Fully Automatic Surface Defect Detection of CFRP Using Computer Vision and an Augmented YOLOv8 Model

Abstract

Fiber-reinforced polymers (FRPs) are indispensable in civil engineering owing to their high tensile strength, lightweight characteristics, and exceptional durability. Notably, carbon fiber-reinforced polymer (CFRP) concrete is distinguished by its superior mechanical properties and corrosion resistance. Despite these advantages, structural defects can arise at the CFRP-concrete interface, resulting in cracking and delamination that compromise structural integrity. Traditional defect detection methods encompass manual visual inspection and instrument-based detection utilizing physical signals.
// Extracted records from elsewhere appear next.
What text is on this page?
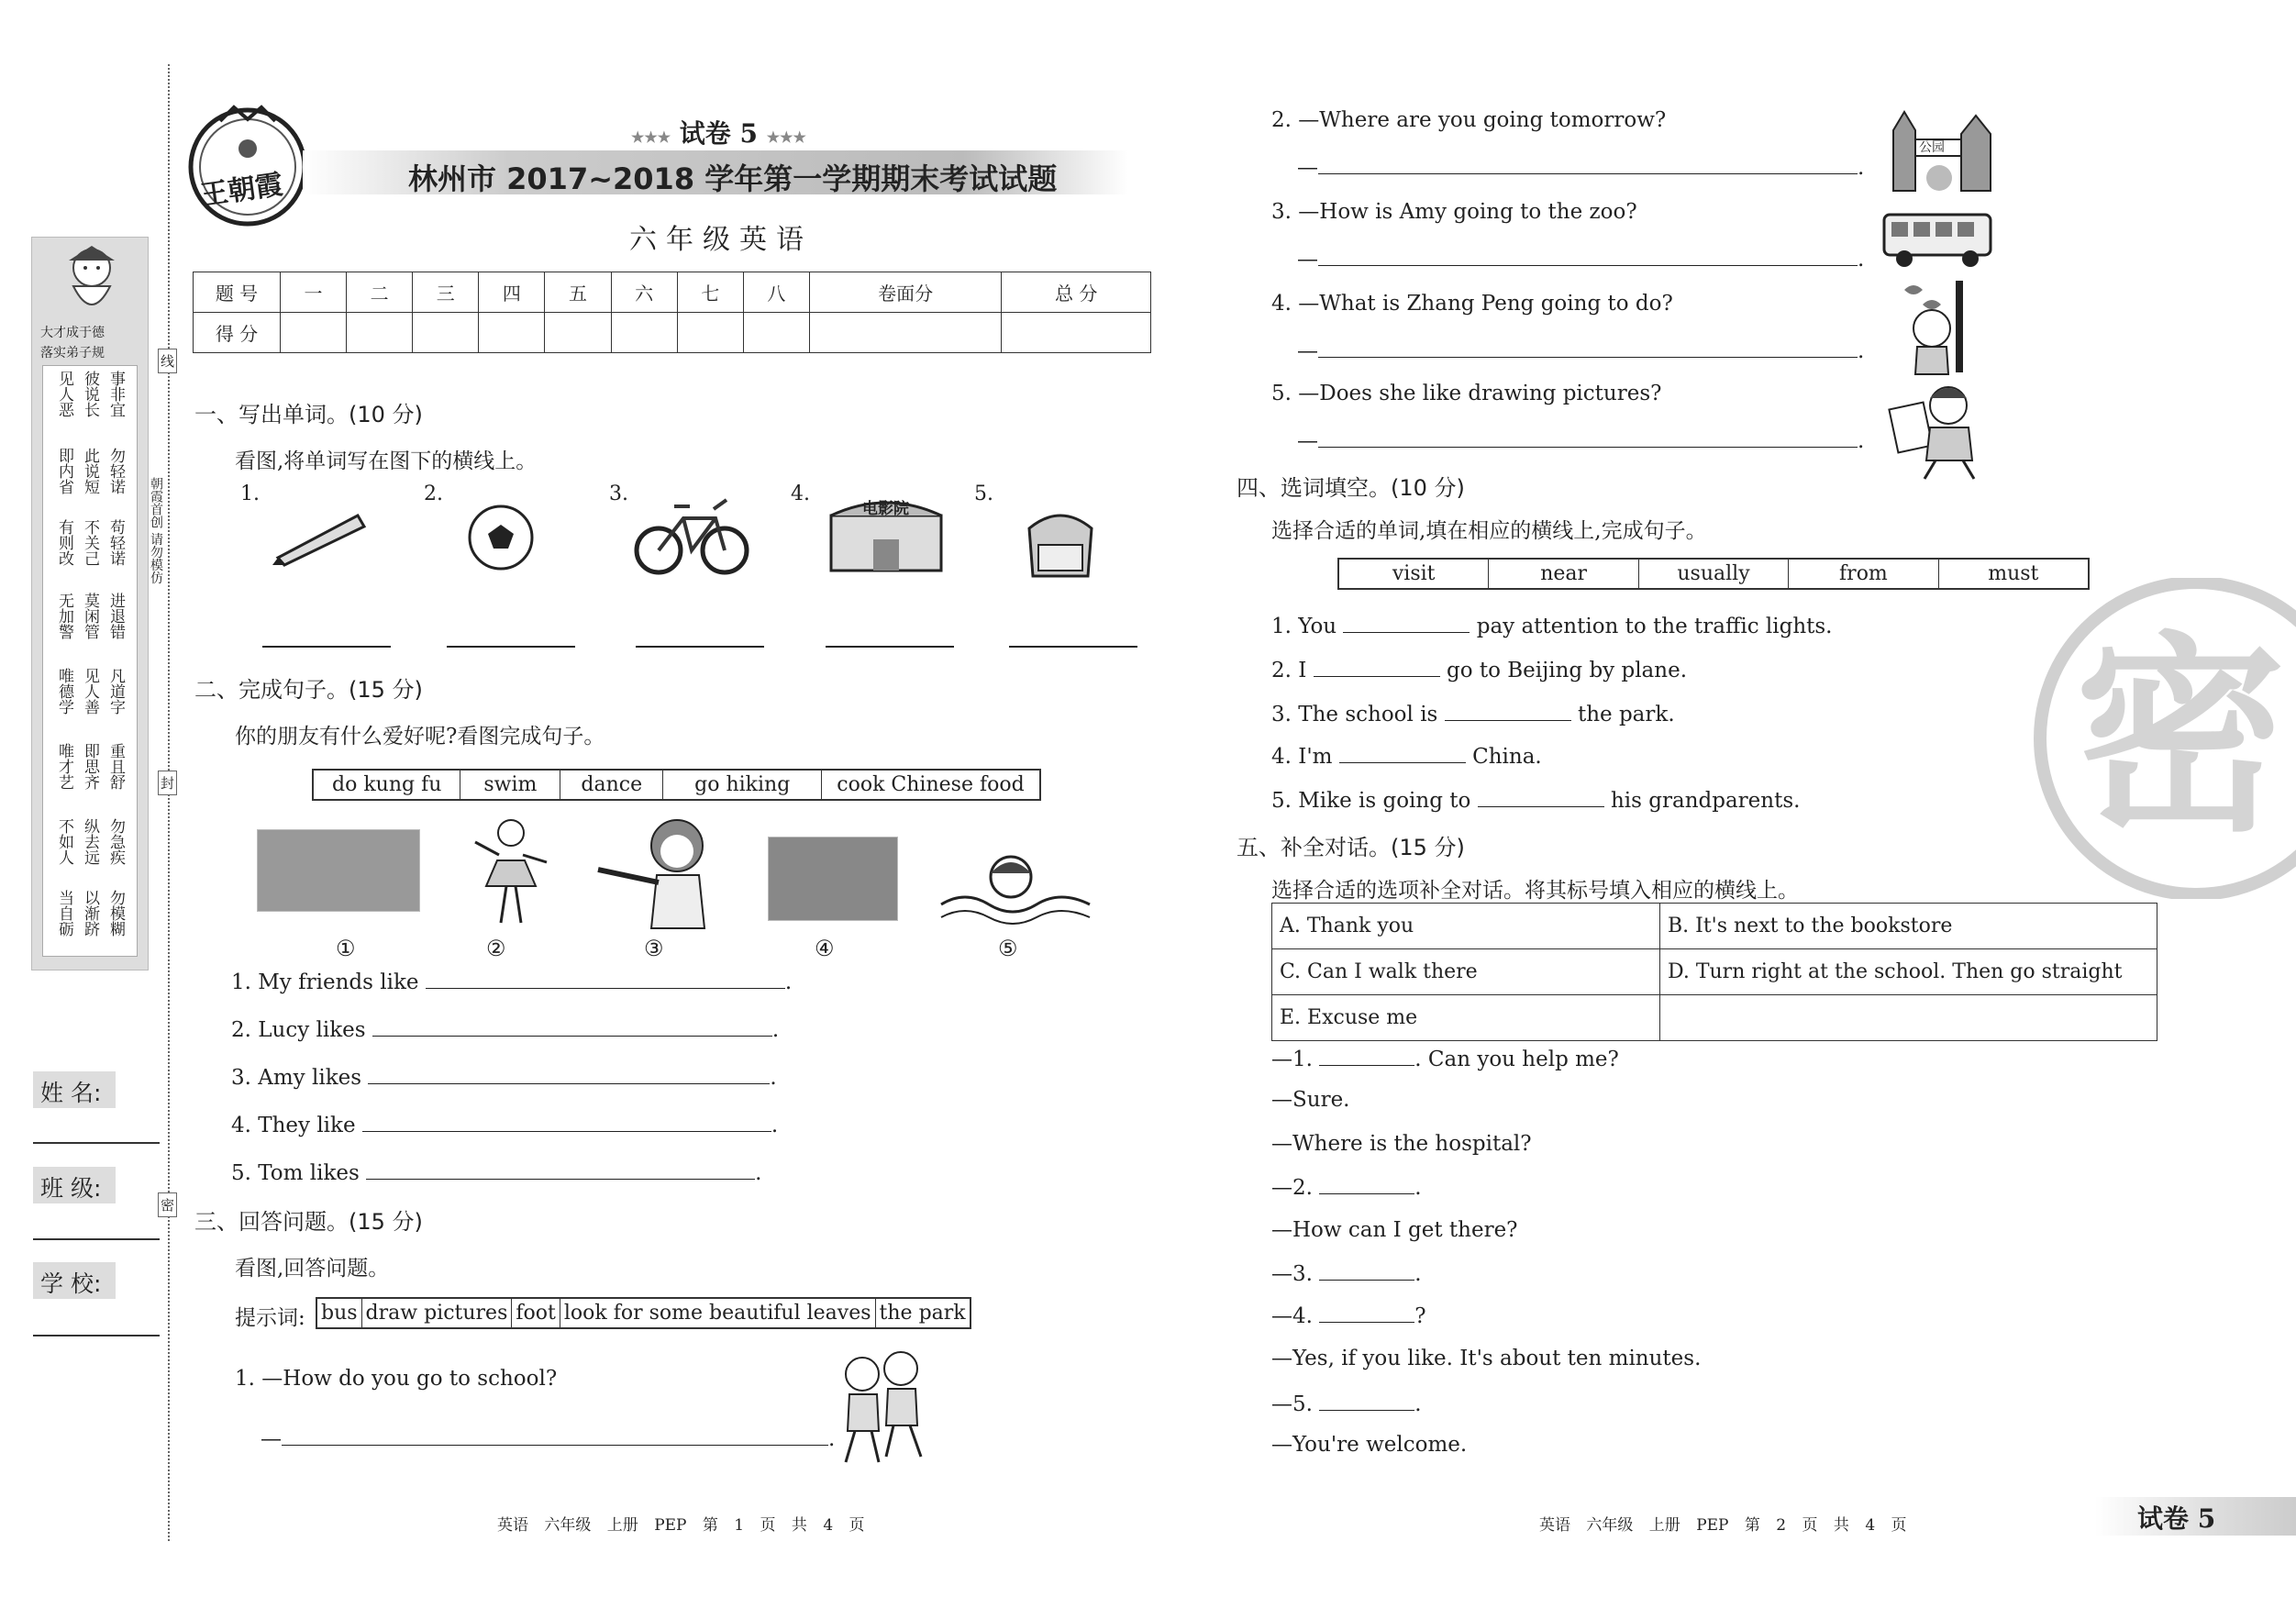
大才成于德
落实弟子规
见人恶 彼说长 事非宜
即内省 此说短 勿轻诺
有则改 不关己 苟轻诺
无加警 莫闲管 进退错
唯德学 见人善 凡道字
唯才艺 即思齐 重且舒
不如人 纵去远 勿急疾
当自砺 以渐跻 勿模糊
姓 名:
班 级:
学 校:
线
封
密
朝霞首创 请勿模仿
王朝霞
★★★ 试卷 5 ★★★
林州市 2017~2018 学年第一学期期末考试试题
六年级英语
题 号	一	二	三	四	五	六	七	八	卷面分	总 分
得 分										
一、写出单词。(10 分)
看图,将单词写在图下的横线上。
1.	2.	3.	4.	5.
电影院
二、完成句子。(15 分)
你的朋友有什么爱好呢?看图完成句子。
do kung fu	swim	dance	go hiking	cook Chinese food
①	②	③	④	⑤
1. My friends like	.
2. Lucy likes	.
3. Amy likes	.
4. They like	.
5. Tom likes	.
三、回答问题。(15 分)
看图,回答问题。
提示词: bus draw pictures foot look for some beautiful leaves the park
1. —How do you go to school?
—	.
2. —Where are you going tomorrow?
—	.
3. —How is Amy going to the zoo?
—	.
4. —What is Zhang Peng going to do?
—	.
5. —Does she like drawing pictures?
—	.
公园
四、选词填空。(10 分)
选择合适的单词,填在相应的横线上,完成句子。
visit	near	usually	from	must
1. You	pay attention to the traffic lights.
2. I	go to Beijing by plane.
3. The school is	the park.
4. I'm	China.
5. Mike is going to	his grandparents.
五、补全对话。(15 分)
选择合适的选项补全对话。将其标号填入相应的横线上。
A. Thank you	B. It's next to the bookstore
C. Can I walk there	D. Turn right at the school. Then go straight
E. Excuse me	
—1.	. Can you help me?
—Sure.
—Where is the hospital?
—2.	.
—How can I get there?
—3.	.
—4.	?
—Yes, if you like. It's about ten minutes.
—5.	.
—You're welcome.
密
英语 六年级 上册 PEP 第 1 页 共 4 页	英语 六年级 上册 PEP 第 2 页 共 4 页	试卷 5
However, these approaches exhibit significant limitations in detection efficiency, identification accuracy, and cost-effectiveness. In light of this exigency, this study proposes a deep learning methodology for surface defect detection in CFRP concrete. This approach enhances the detection accuracy of the YOLOv8 model through the incorporation of a lightweight module (C2f-RVB-EMA) and the utilization of the Powerful-IoU loss function to compute overlap ratios, thereby augmenting the model’s generalization capabilities. The resultant model demonstrates commendable performance metrics including accuracy, recall, F1 score, mAP50, and mAP50-95, achieving values of 86.8%, 88.5%, 0.88, 87.9%, and 69.6%, respectively. Moreover, the compact size of the developed model, 6.2M, significantly mitigates computational overheads during both training and inference phases, rendering it amenable for deployment across various resource-constrained edge devices.